Quer dizer... Não está fácil para a gente. Aprendi a me respeitar. Entendi que os meus fãs, aqueles que realmente são meus fãs, me esperariam. Isso aconteceu. Quem entendeu 'Iza não está bem para fazer música' parou de me cobrar e compreendeu.

Neste ano, você foi apontada pela revista "Time" como uma das vozes mais influentes da nova geração. Que tipo de liderança procura exercer e para quem?
Eu quero que meninas mais novas possam ter o coração tocado por mim. Quando eu sinto que uma garota negra está orgulhosa do meu trabalho, é como se eu estivesse dizendo para a Isabelinha que está tudo bem, sabe? Que ela é bonita, que o cabelo dela é bonito, que o nariz dela é bonito. Fico emocionada falando sobre isso, porque me traz alegria quando vejo do avô ao namorado dançando no meu show, mas é quando encontro as menininhas me olhando que penso: cheguei onde eu deveria estar. A gente trabalha, constrói as coisas, mas não esquece o que viveu pelo caminho.

Infelizmente, sei que sou uma exceção quando se fala em sucesso. Nós não vemos muitas pessoas negras exercendo papéis de liderança e poder. Sabemos que as oportunidades são diferentes para nós. Então, também me sinto na obrigação de abrir portas para quem está vindo. Simplesmente a minha presença, uma mulher preta no horário nobre, abre portas nas cabeças das pessoas de que é possível, sim, se sentar à mesa.

Há uma cobrança recente para que os artistas se posicionem. Você acredita que a classe deve exercer esse papel social? Como enxerga essa pressão?
Ao mesmo tempo que eu defendo que somos livres para fazer o que queremos, enxergo que é meu papel falar sobre as coisas que importam. E aí, não estou dizendo a você que não posso falar sobre festa, sexo, traição, bebidas... A gente vive tudo isso.
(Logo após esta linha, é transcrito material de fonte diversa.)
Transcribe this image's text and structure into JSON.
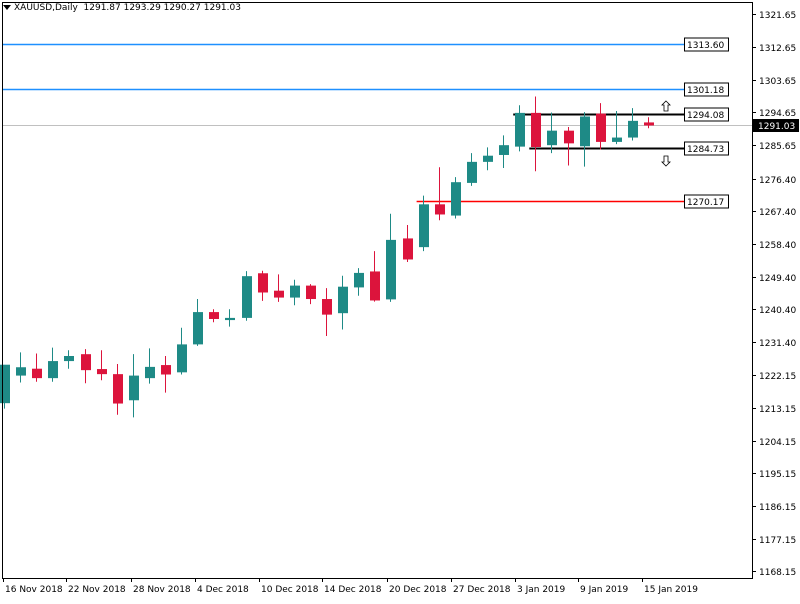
{
  "header": {
    "symbol": "XAUUSD,Daily",
    "ohlc": "1291.87 1293.29 1290.27 1291.03"
  },
  "colors": {
    "bull": "#1e8a86",
    "bear": "#dc143c",
    "resistance_line": "#1e90ff",
    "support_line": "#ff0000",
    "range_line": "#000000",
    "current_price_line": "#c0c0c0"
  },
  "chart_data": {
    "type": "candlestick",
    "title": "XAUUSD,Daily",
    "ylim": [
      1166.32,
      1324.78
    ],
    "y_ticks": [
      "1321.65",
      "1312.65",
      "1303.65",
      "1294.65",
      "1285.65",
      "1276.40",
      "1267.40",
      "1258.40",
      "1249.40",
      "1240.40",
      "1231.40",
      "1222.15",
      "1213.15",
      "1204.15",
      "1195.15",
      "1186.15",
      "1177.15",
      "1168.15"
    ],
    "x_ticks": [
      "16 Nov 2018",
      "22 Nov 2018",
      "28 Nov 2018",
      "4 Dec 2018",
      "10 Dec 2018",
      "14 Dec 2018",
      "20 Dec 2018",
      "27 Dec 2018",
      "3 Jan 2019",
      "9 Jan 2019",
      "15 Jan 2019"
    ],
    "candles": [
      {
        "o": 1214.5,
        "h": 1224.7,
        "l": 1213.0,
        "c": 1225.1
      },
      {
        "o": 1222.1,
        "h": 1228.5,
        "l": 1220.2,
        "c": 1224.4
      },
      {
        "o": 1224.0,
        "h": 1228.2,
        "l": 1220.4,
        "c": 1221.4
      },
      {
        "o": 1221.4,
        "h": 1229.8,
        "l": 1220.4,
        "c": 1226.1
      },
      {
        "o": 1226.1,
        "h": 1229.1,
        "l": 1224.0,
        "c": 1227.5
      },
      {
        "o": 1228.0,
        "h": 1229.4,
        "l": 1220.0,
        "c": 1223.6
      },
      {
        "o": 1223.9,
        "h": 1229.1,
        "l": 1220.8,
        "c": 1222.5
      },
      {
        "o": 1222.5,
        "h": 1225.3,
        "l": 1211.3,
        "c": 1214.4
      },
      {
        "o": 1215.3,
        "h": 1228.0,
        "l": 1210.6,
        "c": 1222.1
      },
      {
        "o": 1221.4,
        "h": 1229.6,
        "l": 1219.9,
        "c": 1224.5
      },
      {
        "o": 1225.0,
        "h": 1227.5,
        "l": 1217.4,
        "c": 1222.4
      },
      {
        "o": 1223.0,
        "h": 1235.3,
        "l": 1222.4,
        "c": 1230.7
      },
      {
        "o": 1230.7,
        "h": 1243.2,
        "l": 1230.3,
        "c": 1239.6
      },
      {
        "o": 1239.6,
        "h": 1240.4,
        "l": 1236.8,
        "c": 1237.7
      },
      {
        "o": 1237.4,
        "h": 1240.4,
        "l": 1235.6,
        "c": 1238.0
      },
      {
        "o": 1238.0,
        "h": 1250.9,
        "l": 1237.2,
        "c": 1249.5
      },
      {
        "o": 1250.3,
        "h": 1251.0,
        "l": 1242.7,
        "c": 1245.0
      },
      {
        "o": 1245.5,
        "h": 1250.0,
        "l": 1242.4,
        "c": 1243.6
      },
      {
        "o": 1243.6,
        "h": 1248.5,
        "l": 1241.5,
        "c": 1246.9
      },
      {
        "o": 1246.9,
        "h": 1247.3,
        "l": 1241.8,
        "c": 1243.2
      },
      {
        "o": 1243.2,
        "h": 1246.2,
        "l": 1233.0,
        "c": 1238.9
      },
      {
        "o": 1239.3,
        "h": 1249.6,
        "l": 1234.8,
        "c": 1246.6
      },
      {
        "o": 1246.4,
        "h": 1251.7,
        "l": 1244.1,
        "c": 1250.4
      },
      {
        "o": 1250.8,
        "h": 1256.4,
        "l": 1242.5,
        "c": 1242.8
      },
      {
        "o": 1243.1,
        "h": 1266.7,
        "l": 1242.4,
        "c": 1259.5
      },
      {
        "o": 1259.9,
        "h": 1263.6,
        "l": 1253.4,
        "c": 1254.1
      },
      {
        "o": 1257.5,
        "h": 1271.7,
        "l": 1256.4,
        "c": 1269.3
      },
      {
        "o": 1269.3,
        "h": 1279.5,
        "l": 1264.9,
        "c": 1266.5
      },
      {
        "o": 1266.2,
        "h": 1276.8,
        "l": 1265.4,
        "c": 1275.4
      },
      {
        "o": 1275.2,
        "h": 1283.4,
        "l": 1274.4,
        "c": 1281.0
      },
      {
        "o": 1281.0,
        "h": 1285.0,
        "l": 1278.7,
        "c": 1282.7
      },
      {
        "o": 1282.9,
        "h": 1288.3,
        "l": 1279.3,
        "c": 1285.6
      },
      {
        "o": 1285.2,
        "h": 1296.6,
        "l": 1283.9,
        "c": 1294.5
      },
      {
        "o": 1294.5,
        "h": 1299.0,
        "l": 1278.4,
        "c": 1285.1
      },
      {
        "o": 1285.6,
        "h": 1294.6,
        "l": 1283.4,
        "c": 1289.6
      },
      {
        "o": 1289.6,
        "h": 1290.6,
        "l": 1280.0,
        "c": 1286.1
      },
      {
        "o": 1285.3,
        "h": 1294.7,
        "l": 1279.7,
        "c": 1293.5
      },
      {
        "o": 1294.3,
        "h": 1297.2,
        "l": 1284.4,
        "c": 1286.5
      },
      {
        "o": 1286.5,
        "h": 1295.0,
        "l": 1285.9,
        "c": 1287.7
      },
      {
        "o": 1287.7,
        "h": 1295.8,
        "l": 1286.9,
        "c": 1292.3
      },
      {
        "o": 1291.87,
        "h": 1293.29,
        "l": 1290.27,
        "c": 1291.03
      }
    ],
    "horizontal_lines": [
      {
        "label": "1313.60",
        "value": 1313.6,
        "color": "#1e90ff",
        "start_index": 0
      },
      {
        "label": "1301.18",
        "value": 1301.18,
        "color": "#1e90ff",
        "start_index": 0
      },
      {
        "label": "1294.08",
        "value": 1294.08,
        "color": "#000000",
        "start_index": 32
      },
      {
        "label": "1284.73",
        "value": 1284.73,
        "color": "#000000",
        "start_index": 33
      },
      {
        "label": "1270.17",
        "value": 1270.17,
        "color": "#ff0000",
        "start_index": 26
      }
    ],
    "current_price": {
      "label": "1291.03",
      "value": 1291.03
    },
    "arrows": [
      {
        "direction": "up",
        "icon": "up-arrow-icon",
        "value": 1296.5,
        "index": 40
      },
      {
        "direction": "down",
        "icon": "down-arrow-icon",
        "value": 1281.2,
        "index": 40
      }
    ]
  }
}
Mas também não posso calar sobre assuntos que fariam muita diferença, caso tivessem sido abordados quando eu era mais nova. Seria hipocrisia da minha parte. As artistas que me inspiram também são figuras que botaram a boca no trombone, que usaram o microfone como arma de educação. Então, principalmente hoje, um momento em que vemos tanta informação falsa circulando e pessoas usando o público como massa de manobra, é importante que a gente fale. Não acho que todo mundo tenha que "dar palestrinha", não é isso. Mas enxergar as lacunas de informação e pensar onde é possível fazer a diferença. Somos privilegiados por ter tanta gente olhando para nós. Para você estar num show, precisa do público, então o que eu posso fazer por ele? Nada mais justo do que retribuir para a sociedade.

Além da música, você tem participado de cocriações no universo da moda e da beleza, como é o caso da nova linha de solares de Garnier, em que aprovou a tonalidade para pele negra. De que forma as suas vivências, especialmente enquanto uma mulher preta, interferem nos processos criativos com grandes marcas?
Além de me pensar como artista, que tem liberdade de cantar o que eu quiser, sinto que é muito importante que eu traga elementos da minha vivência no que faço. E a minha vivência é: eu sou uma menina preta de Olaria [bairro da Zona Norte do Rio de Janeiro]. Sou uma menina preta que estudou em escola particular só com brancos, que era minoria. Uma vez, eu participei de uma mesa de debate com várias pessoas legais, uma mulher interessantíssima de Harvard, e eu pensava: "Esse pessoal é louco de me chamar. O que estou fazendo aqui?". Troquei essa ideia com os convidados e uma delas me disse: "Só você pode dar a sua visão daquilo que você vive. Você precisa dizer o que sabe, porque isso é precioso. Ninguém sabe o que você sabe, porque cada um enxerga o mundo sob a própria perspectiva". Desde então, acredito nisso, que preciso dar a minha visão, não por ela ser incrível ou algo do tipo, mas porque é o que gera conexão e é quando encontramos pontos em comum com o outro que consome o que produzimos, a nossa arte.